At a high level, what makes this formula so nice is that our Gaussian $G_p$ is so nice. Because $G_p$ merely indicates $\ZZ_p,$ our integral over $\QQ_p^\times$ turns into an integral over $\ZZ_p\setminus\{0\}.$ So we see\[\Gamma_p(s)=\frac p{p-1}\int_{\ZZ_p\setminus\{0\}}|t_p|^s_p\,\frac{dt_p}{|t_p|_p}.\]Here we mimic the argument that $\ZZ_p\setminus p\ZZ_p$ has multiplicative maesure $1.$ We see $\ZZ_p$ is inherently granular, so we can make the integrand constant by summing over each possible $|x_p|_p.$ In particular, $x_p\in\ZZ_p\setminus\{0\}$ implies $|x_p|_p=p^{-\nu}$ for some nonnegative integer $\nu.$ So because $\ZZ_p\setminus\{0\}$ is countably partitioned by $\nu,$ we may write\[\Gamma_p(s)=\frac p{p-1}\sum_{\nu=0}^\infty\int_{|x_p|=p^{-\nu}}p^{-\nu s}\,\frac{dt_p}{p^{-\nu}}.\]Now, the integrand is constant with respect to $t_p,$ so we can move it out of the integral, giving\[\Gamma_p(s)=\frac p{p-1}\sum_{\nu=0}^\infty\frac{p^{-\nu s}}{p^{-\nu}}\int_{|x_p|=p^{-\nu}}dt_p.\]At this point, we can begin to see the $\left(1-p^{-s}\right)^{-1}$ coming from the infinite series. We note that $\left\{x_p:|x_p|=p^{-\nu}\right\}$ is the $p^\nu\ZZ_p\setminus p^{\nu+1}\ZZ_p,$ the set of elements divisible by $p^\nu$ but not $p^{\nu+1}.$ So our integral is\[\Gamma_p(s)=\frac p{p-1}\sum_{\nu=0}^\infty\frac{p^{-\nu s}}{p^{-\nu}}\int_{p^{\nu}\ZZ_p\setminus p^{\nu+1}\ZZ_p}dt_p.\]We can evaluate the integral as we did when showing $\ZZ_p\setminus p\ZZ_p$ has multiplicative measure $1.$ The coset $p^\nu\ZZ_p$ is one of $p^\nu$ in $\ZZ_p/p^\nu\ZZ_p,$ and all cosets have the same size, so the measure of $p^\nu\ZZ_p$ is $1/p^\nu.$ The same argument shows $p^{\nu+1}\ZZ_p$ has measure $1/p^{\nu+1},$ so\[\int_{p^{\nu}\ZZ_p\setminus p^{\nu+1}\ZZ_p}dt_p=\frac1{p^\nu}-\frac1{p^{\nu+1}}=\frac{p-1}{p^{\nu+1}}\]because $p^{\nu+1}\ZZ_p\subseteq p^\nu\ZZ_p.$ From here, we have\[\Gamma_p(s)=\frac p{p-1}\sum_{\nu=0}^\infty\frac{p^{-\nu s}}{p^{-\nu}}\cdot\frac{p-1}{p^{\nu+1}}.\]Simplifying, we see\[\Gamma_p(s)=\sum_{\nu=0}^\infty p^{-\nu s}=\frac1{1-p^{-s}},\]which is what we wanted. $\blacksquare$
Quickly, we remark that if I were more comfortable with $p$-adic integration, we could write $d^\times t_p:=\frac p{p-1}\cdot\frac{dt_p}{|t_p|_p}$ as our multiplicative measure so that\[\int_{|t_p|_p=p^{-\nu s}}d^\times t_p=\int_{|t_p|_p=1}d^\times t_p=\int_{\ZZ_p\setminus p\ZZ_p}d^\times t_p=1\]because we are integrating over that multiplicative (!) measure.
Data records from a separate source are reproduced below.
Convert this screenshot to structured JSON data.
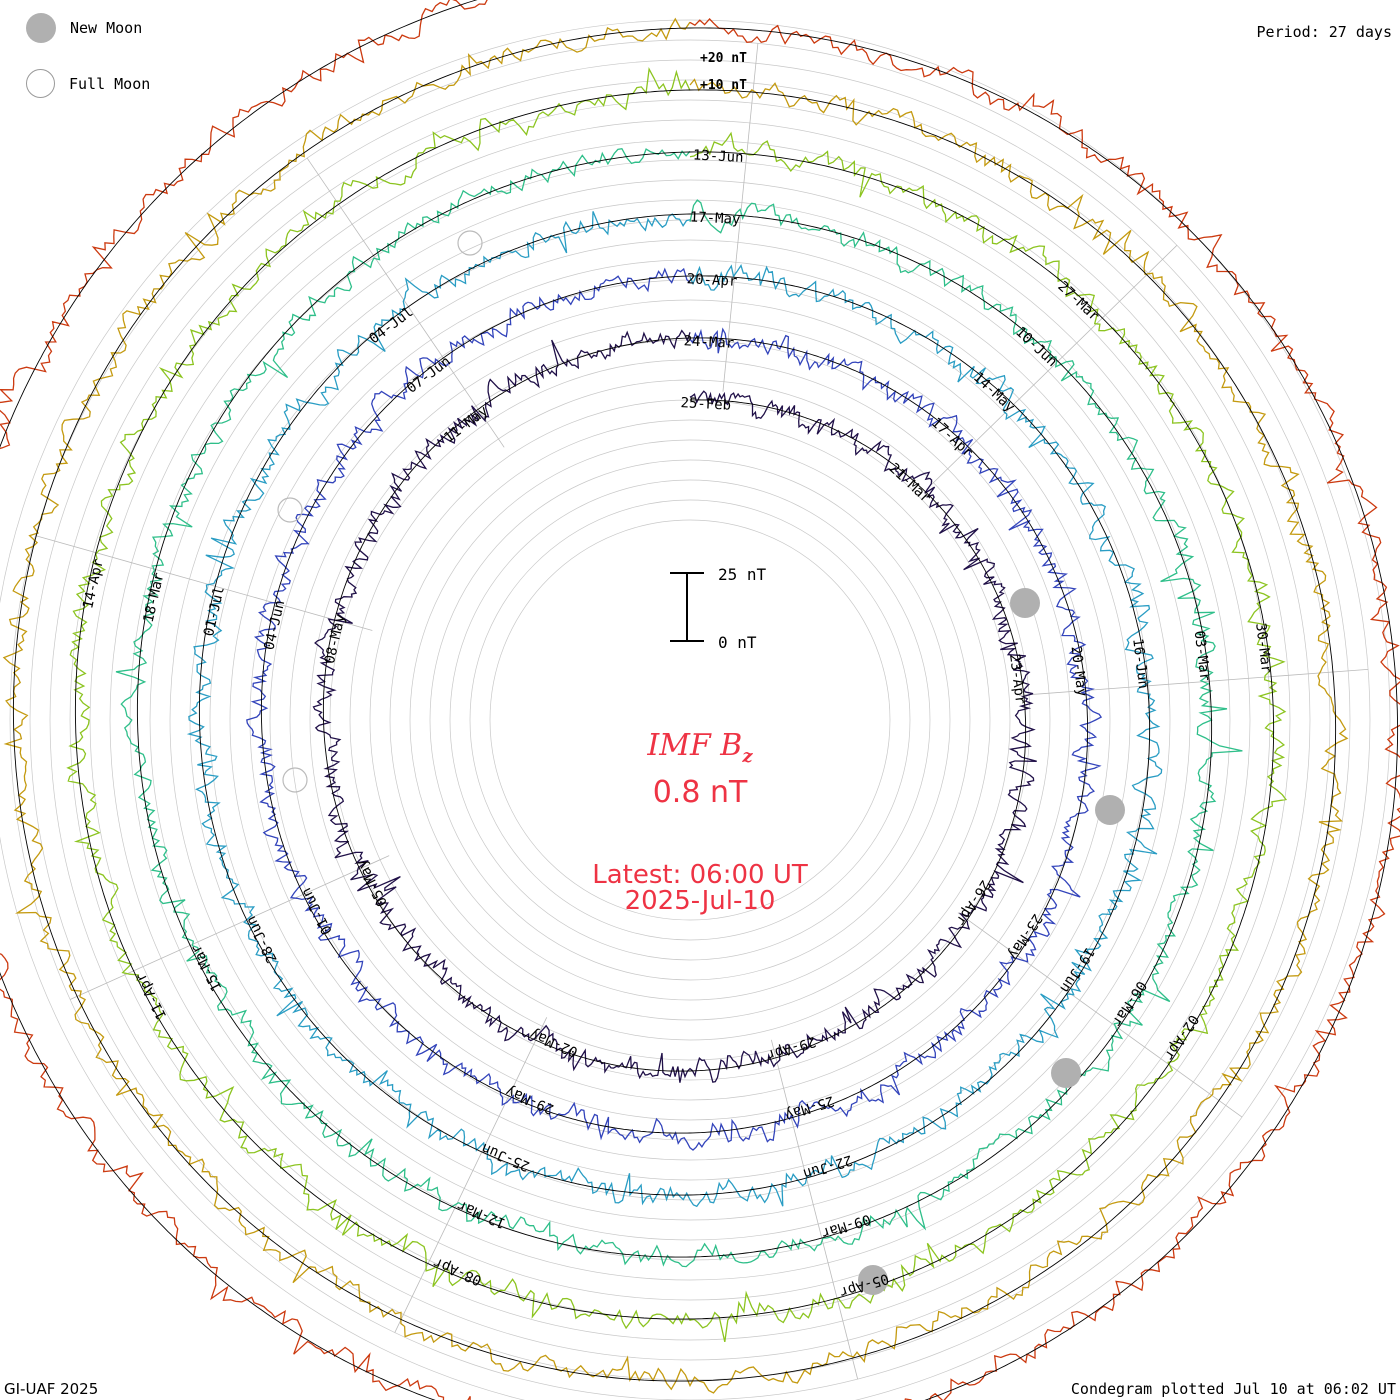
{
  "header": {
    "legend": [
      {
        "label": "New Moon",
        "icon": "new-moon-icon"
      },
      {
        "label": "Full Moon",
        "icon": "full-moon-icon"
      }
    ],
    "period": "Period: 27 days"
  },
  "footer": {
    "credit": "GI-UAF 2025",
    "plotted": "Condegram plotted Jul 10 at 06:02 UT"
  },
  "center": {
    "title_main": "IMF B",
    "title_sub": "z",
    "current_value": "0.8 nT",
    "latest_time": "Latest: 06:00 UT",
    "latest_date": "2025-Jul-10"
  },
  "colors": {
    "accent": "#ee3344",
    "moon_marker": "#b0b0b0",
    "grid": "#c8c8c8"
  },
  "chart_data": {
    "type": "line",
    "title": "IMF Bz",
    "projection": "spiral condegram",
    "period_days": 27,
    "scale_bar": {
      "top_label": "25 nT",
      "bottom_label": "0 nT",
      "top_value": 25,
      "bottom_value": 0
    },
    "ring_scale_labels": [
      "+20 nT",
      "+10 nT"
    ],
    "date_labels": [
      "25-Feb",
      "24-Mar",
      "20-Apr",
      "17-May",
      "13-Jun",
      "21-Mar",
      "17-Apr",
      "14-May",
      "10-Jun",
      "27-Mar",
      "23-Apr",
      "20-May",
      "16-Jun",
      "03-Mar",
      "30-Mar",
      "26-Apr",
      "23-May",
      "19-Jun",
      "06-Mar",
      "02-Apr",
      "29-Apr",
      "25-May",
      "22-Jun",
      "09-Mar",
      "05-Apr",
      "02-May",
      "29-May",
      "25-Jun",
      "12-Mar",
      "08-Apr",
      "05-May",
      "01-Jun",
      "28-Jun",
      "15-Mar",
      "11-Apr",
      "08-May",
      "04-Jun",
      "01-Jul",
      "18-Mar",
      "14-Apr",
      "11-May",
      "07-Jun",
      "04-Jul"
    ],
    "series": [
      {
        "cycle": 1,
        "color": "#201048",
        "start": "2025-Feb-25",
        "end": "2025-Mar-24"
      },
      {
        "cycle": 2,
        "color": "#3344bb",
        "start": "2025-Mar-24",
        "end": "2025-Apr-20"
      },
      {
        "cycle": 3,
        "color": "#2a9dc4",
        "start": "2025-Apr-20",
        "end": "2025-May-17"
      },
      {
        "cycle": 4,
        "color": "#2fbf8a",
        "start": "2025-May-17",
        "end": "2025-Jun-13"
      },
      {
        "cycle": 5,
        "color": "#8cc420",
        "start": "2025-Jun-13",
        "end": "2025-Jul-10"
      },
      {
        "cycle": 6,
        "color": "#c49a10",
        "start": "2025-Jun-13",
        "end": "2025-Jul-10"
      },
      {
        "cycle": 7,
        "color": "#cc3a10",
        "start": "2025-Jun-16",
        "end": "2025-Jul-10"
      }
    ],
    "moon_markers": {
      "new_moon": [
        "2025-Mar-29",
        "2025-Apr-27",
        "2025-May-27",
        "2025-Jun-25"
      ],
      "full_moon": [
        "2025-Apr-13",
        "2025-May-12",
        "2025-Jun-11"
      ]
    },
    "grid": true
  }
}
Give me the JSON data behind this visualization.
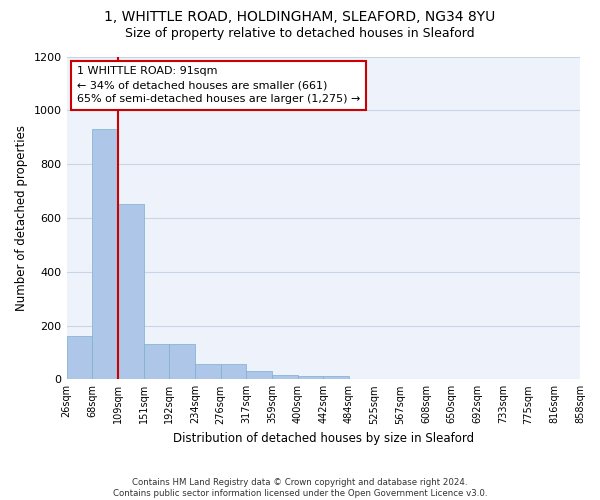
{
  "title_line1": "1, WHITTLE ROAD, HOLDINGHAM, SLEAFORD, NG34 8YU",
  "title_line2": "Size of property relative to detached houses in Sleaford",
  "xlabel": "Distribution of detached houses by size in Sleaford",
  "ylabel": "Number of detached properties",
  "bar_values": [
    160,
    930,
    650,
    130,
    130,
    57,
    57,
    30,
    15,
    12,
    12,
    0,
    0,
    0,
    0,
    0,
    0,
    0,
    0,
    0
  ],
  "categories": [
    "26sqm",
    "68sqm",
    "109sqm",
    "151sqm",
    "192sqm",
    "234sqm",
    "276sqm",
    "317sqm",
    "359sqm",
    "400sqm",
    "442sqm",
    "484sqm",
    "525sqm",
    "567sqm",
    "608sqm",
    "650sqm",
    "692sqm",
    "733sqm",
    "775sqm",
    "816sqm",
    "858sqm"
  ],
  "bar_color": "#aec6e8",
  "bar_edge_color": "#7aafd4",
  "vline_x": 2,
  "vline_color": "#cc0000",
  "annotation_text": "1 WHITTLE ROAD: 91sqm\n← 34% of detached houses are smaller (661)\n65% of semi-detached houses are larger (1,275) →",
  "annotation_box_color": "#ffffff",
  "annotation_box_edge": "#cc0000",
  "ylim": [
    0,
    1200
  ],
  "yticks": [
    0,
    200,
    400,
    600,
    800,
    1000,
    1200
  ],
  "grid_color": "#c8d4e8",
  "background_color": "#eef2fa",
  "footer_text": "Contains HM Land Registry data © Crown copyright and database right 2024.\nContains public sector information licensed under the Open Government Licence v3.0.",
  "title_fontsize": 10,
  "subtitle_fontsize": 9,
  "tick_fontsize": 7,
  "ylabel_fontsize": 8.5,
  "xlabel_fontsize": 8.5,
  "annotation_fontsize": 8
}
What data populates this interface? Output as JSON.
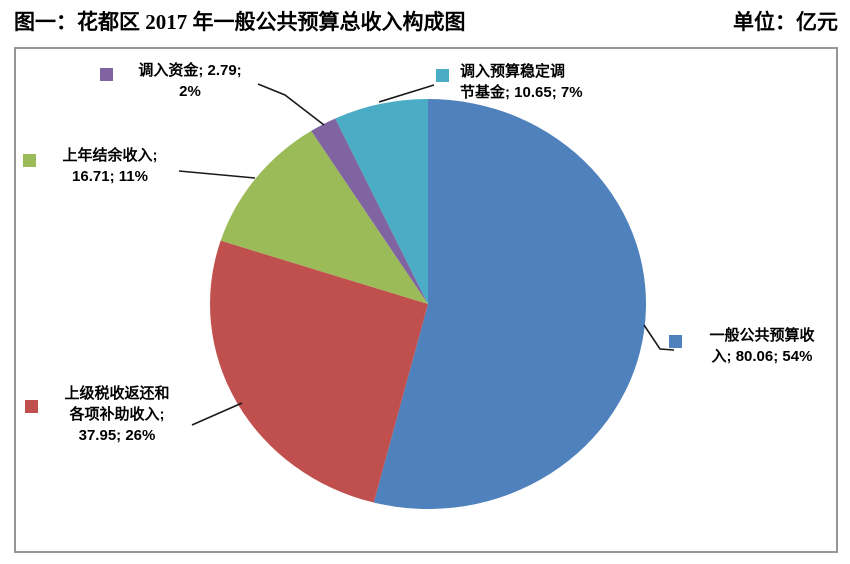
{
  "header": {
    "title": "图一：花都区 2017 年一般公共预算总收入构成图",
    "unit_label": "单位：亿元"
  },
  "chart_data": {
    "type": "pie",
    "title": "花都区 2017 年一般公共预算总收入构成图",
    "unit": "亿元",
    "start_angle": "12-o-clock",
    "direction": "clockwise",
    "series": [
      {
        "name": "一般公共预算收入",
        "value": 80.06,
        "percent": 54,
        "color": "#4F81BD"
      },
      {
        "name": "上级税收返还和各项补助收入",
        "value": 37.95,
        "percent": 26,
        "color": "#C0504D"
      },
      {
        "name": "上年结余收入",
        "value": 16.71,
        "percent": 11,
        "color": "#9BBB59"
      },
      {
        "name": "调入资金",
        "value": 2.79,
        "percent": 2,
        "color": "#8064A2"
      },
      {
        "name": "调入预算稳定调节基金",
        "value": 10.65,
        "percent": 7,
        "color": "#4BACC6"
      }
    ],
    "labels": [
      {
        "series": "一般公共预算收入",
        "lines": [
          "一般公共预算收",
          "入; 80.06; 54%"
        ]
      },
      {
        "series": "上级税收返还和各项补助收入",
        "lines": [
          "上级税收返还和",
          "各项补助收入;",
          "37.95; 26%"
        ]
      },
      {
        "series": "上年结余收入",
        "lines": [
          "上年结余收入;",
          "16.71; 11%"
        ]
      },
      {
        "series": "调入资金",
        "lines": [
          "调入资金; 2.79;",
          "2%"
        ]
      },
      {
        "series": "调入预算稳定调节基金",
        "lines": [
          "调入预算稳定调",
          "节基金; 10.65; 7%"
        ]
      }
    ]
  }
}
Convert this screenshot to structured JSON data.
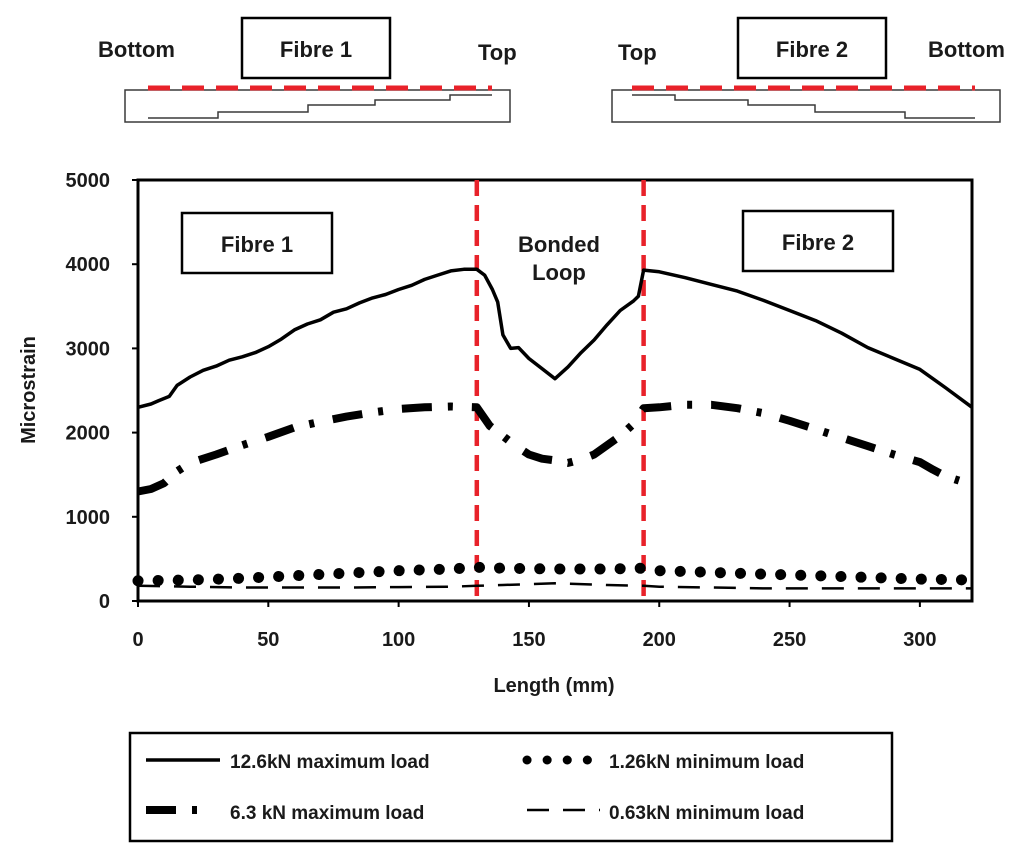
{
  "schematics": [
    {
      "name": "fibre-1",
      "box_label": "Fibre 1",
      "left_label": "Bottom",
      "right_label": "Top"
    },
    {
      "name": "fibre-2",
      "box_label": "Fibre 2",
      "left_label": "Top",
      "right_label": "Bottom"
    }
  ],
  "colors": {
    "fibre_line": "#e8222a",
    "ink": "#000000",
    "schematic_outline": "#3a3a3a"
  },
  "chart_data": {
    "type": "line",
    "title": "",
    "xlabel": "Length (mm)",
    "ylabel": "Microstrain",
    "xlim": [
      0,
      320
    ],
    "ylim": [
      0,
      5000
    ],
    "xticks": [
      0,
      50,
      100,
      150,
      200,
      250,
      300
    ],
    "yticks": [
      0,
      1000,
      2000,
      3000,
      4000,
      5000
    ],
    "grid": false,
    "legend_position": "bottom",
    "region_boundaries": [
      130,
      194
    ],
    "region_labels": [
      "Fibre 1",
      "Bonded Loop",
      "Fibre 2"
    ],
    "series": [
      {
        "name": "12.6kN maximum load",
        "style": "solid",
        "x": [
          0,
          5,
          8,
          12,
          15,
          20,
          25,
          30,
          35,
          40,
          45,
          50,
          55,
          60,
          65,
          70,
          75,
          80,
          85,
          90,
          95,
          100,
          105,
          110,
          115,
          120,
          125,
          130,
          133,
          136,
          138,
          140,
          143,
          146,
          150,
          155,
          160,
          165,
          170,
          175,
          180,
          185,
          190,
          192,
          194,
          200,
          210,
          220,
          230,
          240,
          250,
          260,
          270,
          280,
          290,
          300,
          310,
          320
        ],
        "values": [
          2300,
          2340,
          2380,
          2430,
          2560,
          2660,
          2740,
          2790,
          2860,
          2900,
          2950,
          3020,
          3110,
          3220,
          3290,
          3340,
          3430,
          3470,
          3540,
          3600,
          3640,
          3700,
          3750,
          3820,
          3870,
          3920,
          3940,
          3940,
          3870,
          3700,
          3550,
          3160,
          3000,
          3010,
          2880,
          2760,
          2640,
          2780,
          2950,
          3100,
          3280,
          3450,
          3560,
          3620,
          3930,
          3910,
          3840,
          3760,
          3680,
          3570,
          3450,
          3330,
          3180,
          3010,
          2880,
          2750,
          2530,
          2300
        ]
      },
      {
        "name": "6.3 kN maximum load",
        "style": "dash-dot",
        "x": [
          0,
          5,
          10,
          15,
          20,
          30,
          40,
          50,
          60,
          70,
          80,
          90,
          100,
          110,
          120,
          130,
          135,
          140,
          145,
          150,
          155,
          160,
          165,
          170,
          175,
          180,
          185,
          190,
          194,
          200,
          210,
          220,
          230,
          240,
          250,
          260,
          270,
          280,
          290,
          300,
          305,
          310,
          315
        ],
        "values": [
          1300,
          1330,
          1400,
          1540,
          1640,
          1740,
          1850,
          1950,
          2060,
          2130,
          2190,
          2240,
          2280,
          2300,
          2310,
          2300,
          2080,
          1960,
          1840,
          1740,
          1690,
          1670,
          1640,
          1680,
          1740,
          1850,
          1960,
          2100,
          2290,
          2300,
          2330,
          2330,
          2290,
          2230,
          2140,
          2040,
          1940,
          1840,
          1740,
          1650,
          1560,
          1480,
          1430
        ]
      },
      {
        "name": "1.26kN minimum load",
        "style": "dotted",
        "x": [
          0,
          20,
          40,
          60,
          80,
          100,
          120,
          130,
          140,
          160,
          180,
          194,
          200,
          220,
          240,
          260,
          280,
          300,
          320
        ],
        "values": [
          240,
          250,
          270,
          300,
          330,
          360,
          380,
          400,
          390,
          380,
          380,
          390,
          360,
          340,
          320,
          300,
          280,
          260,
          250
        ]
      },
      {
        "name": "0.63kN minimum load",
        "style": "dashed",
        "x": [
          0,
          20,
          40,
          60,
          80,
          100,
          120,
          130,
          140,
          160,
          180,
          194,
          200,
          220,
          240,
          260,
          280,
          300,
          320
        ],
        "values": [
          180,
          170,
          160,
          160,
          160,
          165,
          170,
          180,
          190,
          210,
          190,
          180,
          170,
          160,
          150,
          150,
          150,
          150,
          150
        ]
      }
    ]
  }
}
This is faster, but the multiplicative measure scares me.
We now remark on the miracle that just happened. It would appear that we can define $\zeta$ synthetically (!) by\[\zeta(s)=\prod_{p \lt \infty}\Gamma_p(s),\]and this feels somewhat more natural than the the infinite sum definition. In particular, the analysis that we did above kind of implies that the "correct'' way to define our $\zeta$-functions is by an Euler product, which aligns with the way Artin $L$-functions are defined by Euler factors. Further,\[\xi(s)=\prod_\nu\Gamma_\nu(s),\]where $\nu$ ranges over all places (finite and infinite) of $\QQ.$ This presents a much more motivated view of the $\Gamma$ factor by placing it on equal footing with the rest of the Euler factors.